Gabon : le CESEC a sa deuxième session ordinaire, le dialogue social au cœur des priorités

Marie Celine AKANDA

La deuxième session ordinaire du Conseil économique, social, environnemental et culturel du Gabon, le CESEC, a officiellement ouvert ses travaux hier, mardi 1er septembre 2026, à Libreville. Un rendez-vous institutionnel annoncé dès la clôture de la première session en mars dernier, et qui intervient dans un contexte socioéconomique chargé pour le pays.

Une institution qui s’affirme peu à peu

Présidé par Guy Bertrand Mapangou, le CESEC est l’une des institutions constitutionnelles de la Ve République gabonaise les plus récentes dans leur configuration actuelle. Lors de l’ouverture de sa première session en février 2026, son président avait tenu à lever toute ambiguïté : le CESEC, disait-il, n’est ni un simple organe consultatif ni une institution de convenance. Il s’agit d’une chambre de réflexion et de proposition, dotée d’une mission constitutionnelle claire, celle de formuler des avis et des recommandations sur les grandes questions économiques, sociales, environnementales et culturelles qui façonnent la vie du pays.

Des thèmes de la première session toujours d’actualité

La première session de 2026, clôturée le 17 mars, avait été marquée par deux axes sensibles : la recrudescence des crimes crapuleux, qui avait ouvert un débat institutionnel sur l’éventuel retour de la peine de mort, et la souveraineté nationale sur l’Iboga, cette plante endémique du Gabon dont la valorisation scientifique et économique est présentée comme un enjeu stratégique pour le pays.
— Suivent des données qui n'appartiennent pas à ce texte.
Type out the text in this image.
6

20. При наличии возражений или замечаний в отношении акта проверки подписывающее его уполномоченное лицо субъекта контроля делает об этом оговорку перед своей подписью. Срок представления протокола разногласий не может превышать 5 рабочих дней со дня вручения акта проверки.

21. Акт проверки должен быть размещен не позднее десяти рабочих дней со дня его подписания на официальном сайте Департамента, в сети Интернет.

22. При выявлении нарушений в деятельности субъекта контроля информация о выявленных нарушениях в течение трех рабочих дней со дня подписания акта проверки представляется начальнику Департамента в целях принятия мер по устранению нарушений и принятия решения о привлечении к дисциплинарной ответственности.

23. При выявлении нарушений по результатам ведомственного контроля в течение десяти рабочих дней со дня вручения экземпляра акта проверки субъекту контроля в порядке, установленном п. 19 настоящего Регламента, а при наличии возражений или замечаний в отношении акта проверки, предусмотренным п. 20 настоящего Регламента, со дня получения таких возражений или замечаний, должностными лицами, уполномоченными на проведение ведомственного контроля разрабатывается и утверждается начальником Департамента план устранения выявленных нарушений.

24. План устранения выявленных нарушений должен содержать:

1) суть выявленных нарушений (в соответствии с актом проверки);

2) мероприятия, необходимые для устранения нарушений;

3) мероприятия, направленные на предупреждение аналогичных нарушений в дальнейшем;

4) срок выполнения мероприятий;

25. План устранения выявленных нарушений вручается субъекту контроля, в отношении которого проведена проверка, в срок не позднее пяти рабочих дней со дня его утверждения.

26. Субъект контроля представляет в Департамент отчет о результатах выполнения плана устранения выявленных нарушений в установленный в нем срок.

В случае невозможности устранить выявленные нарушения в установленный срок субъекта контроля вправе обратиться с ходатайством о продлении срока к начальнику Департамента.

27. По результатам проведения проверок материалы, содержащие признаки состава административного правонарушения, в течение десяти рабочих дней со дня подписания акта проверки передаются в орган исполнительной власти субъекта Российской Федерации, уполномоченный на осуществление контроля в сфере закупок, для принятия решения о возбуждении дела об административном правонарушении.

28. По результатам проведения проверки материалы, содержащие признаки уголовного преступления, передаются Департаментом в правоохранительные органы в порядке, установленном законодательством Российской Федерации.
Ces deux sujets, loin d’être épuisés, continueront d’alimenter les réflexions de la deuxième session, en parallèle de nouveaux thèmes que les conseillers devront aborder.

Un contexte tendu qui nourrit l’agenda

Cette rentrée du CESEC intervient dans un environnement social et économique particulièrement chargé. La réforme du statut général des fonctionnaires cristallise des tensions entre le gouvernement et les syndicats, qui dénoncent un manque de concertation. Le gouvernement, de son côté, affirme que la représentation des travailleurs au sein du CESEC lui-même dispense l’État de consultations syndicales supplémentaires, une position fermement rejetée par les organisations de travailleurs. Ce débat sur le rôle exact du CESEC dans le dialogue social devrait donc nourrir les discussions de cette session, qui s’annonce décisive pour l’affirmation de l’institution dans le paysage institutionnel gabonais.

Un rendez-vous avec les réformes en cours

Plus largement, cette deuxième session de l’année se tiendra en parallèle de plusieurs chantiers majeurs : la préparation de la loi de finances 2027, qui sera soumise pour avis au CESEC avant son examen parlementaire, la réforme de la fonction publique, et les arbitrages autour du Plan national de croissance et de développement 2026-2030. Autant de dossiers sur lesquels l’institution est appelée à formuler des avis que le gouvernement devra, au moins formellement, prendre en compte.